Research Ethics support, under area leader Mark Siegler MD, Director of the MacLean Center for Clinical Medical Ethics, will extend the Center’s Research Ethics Consultation Program, whose mission is to describe, analyze, and manage the ethical dilemmas that may arise in the course of conducting innovative translational research in areas such as genetic testing, risk assessment, screening, high risk therapies or other areas where scientific investigation may conflict with ethical norms. Lainie Ross MD/PhD, co-leader of the PSC, is an international leader on issues in medical ethics and public policy, particularly in the areas of organ transplant and genetic screening, pediatric research ethics and genetic screening. She served as the ethics consultant to Pediatric Research in the Office Setting, and has just published a book: Children in Medical Research: Access versus Protection (Oxford University Press, 2006).
For the last 15 years, Drs Ross, Siegler, and colleagues have pioneered an approach to ethical conflicts in research called "research ethics consultation." By this approach, ethicists work closely with researchers to de-velop protocols that proactively address difficult ethical concerns. An example is a collaboration with UC hepatologists and liver transplant surgeons where a 2-stage consent process for the first live donor liver transplanta-tion was developed. This was a complicated protocol because it involved a child as recipient and parent as donor. The protocol that emerged from this discourse has become the "standard of care" for all programs throughout the world performing live liver donor transplants. In another example, pediatric oncologists proposed a protocol to treat sickle cell disease with bone marrow transplantation. The UC IRB rejected the proposal as too risky, which led the ethics team to survey parents to learn their opinions about whether such a protocol ought to be offered, and found that they weighed the risks and benefits quite differently. The protocol was ultimately approved by the IRB. These examples illustrate the following program characteristics:
- Early consultation with researchers on issues of subject selection, consent, study design and data analysis.
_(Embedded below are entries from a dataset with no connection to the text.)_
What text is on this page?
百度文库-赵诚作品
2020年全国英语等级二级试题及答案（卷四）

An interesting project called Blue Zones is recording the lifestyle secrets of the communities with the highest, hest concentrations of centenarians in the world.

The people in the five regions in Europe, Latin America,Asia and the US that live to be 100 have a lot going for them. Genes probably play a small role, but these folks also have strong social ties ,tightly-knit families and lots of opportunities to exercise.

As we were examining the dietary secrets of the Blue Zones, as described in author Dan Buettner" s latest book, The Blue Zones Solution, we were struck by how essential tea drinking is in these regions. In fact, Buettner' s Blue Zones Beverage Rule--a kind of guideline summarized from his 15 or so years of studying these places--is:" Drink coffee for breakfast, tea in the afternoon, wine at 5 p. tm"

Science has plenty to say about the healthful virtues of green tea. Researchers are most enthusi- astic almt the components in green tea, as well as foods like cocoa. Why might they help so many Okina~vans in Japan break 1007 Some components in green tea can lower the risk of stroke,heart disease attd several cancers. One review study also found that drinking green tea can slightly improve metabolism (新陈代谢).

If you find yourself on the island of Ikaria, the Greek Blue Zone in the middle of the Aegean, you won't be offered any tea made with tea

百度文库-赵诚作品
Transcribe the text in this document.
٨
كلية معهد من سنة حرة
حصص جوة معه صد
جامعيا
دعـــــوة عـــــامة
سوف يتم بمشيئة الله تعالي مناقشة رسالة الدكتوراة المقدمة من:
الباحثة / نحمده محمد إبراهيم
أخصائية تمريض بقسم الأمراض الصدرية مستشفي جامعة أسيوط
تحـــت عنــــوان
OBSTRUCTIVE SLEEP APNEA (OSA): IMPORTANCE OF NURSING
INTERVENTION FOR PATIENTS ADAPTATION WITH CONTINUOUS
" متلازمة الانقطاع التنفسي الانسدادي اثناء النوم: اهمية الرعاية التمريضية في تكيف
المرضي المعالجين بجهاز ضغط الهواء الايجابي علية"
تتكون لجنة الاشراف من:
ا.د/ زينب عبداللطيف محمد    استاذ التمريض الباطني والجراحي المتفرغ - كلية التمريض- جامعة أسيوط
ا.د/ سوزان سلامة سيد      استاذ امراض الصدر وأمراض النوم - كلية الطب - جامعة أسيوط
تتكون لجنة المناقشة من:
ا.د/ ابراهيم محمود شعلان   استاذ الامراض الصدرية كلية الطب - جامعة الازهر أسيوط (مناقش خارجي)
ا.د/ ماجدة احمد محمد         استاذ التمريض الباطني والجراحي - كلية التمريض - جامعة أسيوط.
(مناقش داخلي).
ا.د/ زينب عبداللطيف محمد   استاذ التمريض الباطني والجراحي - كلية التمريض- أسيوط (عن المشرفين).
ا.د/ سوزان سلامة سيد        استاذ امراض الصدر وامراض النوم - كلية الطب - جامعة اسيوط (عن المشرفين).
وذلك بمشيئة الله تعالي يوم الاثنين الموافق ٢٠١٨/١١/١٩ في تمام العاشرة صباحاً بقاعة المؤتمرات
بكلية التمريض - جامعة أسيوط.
- Publication of ethical analyses of research dilemmas so that others may learn from our experience
- Identification and analysis of hot-button issues that might delay IRB approval
- Collaboration to analyze unforeseen ethical issues that arise during the conduct of innovative research.
The existing resources for this program are provided by the MacLean Center for Clinical Medical Ethics with its 12 faculty from Medicine, Pediatrics, Surgery, Psychiatry, Obstetrics, and Nursing, and from the Divinity School, the Law School, and Sociology. The MacLean Center has a fellowship in Clinical and Research Ethics. Through the PRMU, we will formalize the research ethics consultation we have provided on an ad hoc basis for 15 years and make it routinely available to clinical and translational researchers throughout the University.